ビジネスで必要とされる英語力はどれくらい?

今日は、僕の小さな失敗談をお話ししたいと思います。

僕が大学3年生の時、かねてから希望していたカナダでのインターンをしていたときのことです。

 

当時の僕は、普通の日本の留学生と比べれば、そこそこ英語が得意な方でした(自分で言ってしまうのもどうかと思いますが)。インターンが終わってすぐに帰国し、英検1級とTOEIC965点をとるくらいのレベル感です。

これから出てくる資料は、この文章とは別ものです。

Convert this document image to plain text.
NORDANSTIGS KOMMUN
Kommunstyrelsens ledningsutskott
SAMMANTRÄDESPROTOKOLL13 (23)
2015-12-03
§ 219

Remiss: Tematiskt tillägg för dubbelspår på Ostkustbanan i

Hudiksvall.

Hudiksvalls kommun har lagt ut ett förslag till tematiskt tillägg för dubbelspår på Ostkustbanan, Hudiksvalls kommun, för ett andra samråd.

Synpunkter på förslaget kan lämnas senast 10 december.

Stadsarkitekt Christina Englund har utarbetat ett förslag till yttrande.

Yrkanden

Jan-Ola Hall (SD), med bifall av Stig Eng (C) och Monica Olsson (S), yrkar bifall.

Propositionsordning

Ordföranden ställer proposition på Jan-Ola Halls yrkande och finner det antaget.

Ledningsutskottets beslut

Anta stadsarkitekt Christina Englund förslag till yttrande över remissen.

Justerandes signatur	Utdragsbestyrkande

面接を通過し、インターンが始まり、仕事が割り振られました。でもそこでの仕事内容は、面接で聞いていたものとは大きく違うものでした。本当はもっとミーティングに参加して、プロジェクトも任されて…という話だったのに、その気配がまったくなく…。

「面接のときは、もっと英語ができると思ってたから」

上司の人にもっといろんな仕事がしたいと申し出て返ってきたのがこの言葉。

 

なぜ今になって英語で海外取引をこなせているのか

 

あれから5-6年が経ち、僕は今商社の海外取引を専門とする部署で働いています。

僕の英語力は、あれからめまぐるしく上達したわけではありません。でも、海外の取引先とも支障なく商談をし、契約を決めています。もちろん、この業界ではまだまだ経験も浅く、日々学ぶことばかりではあります。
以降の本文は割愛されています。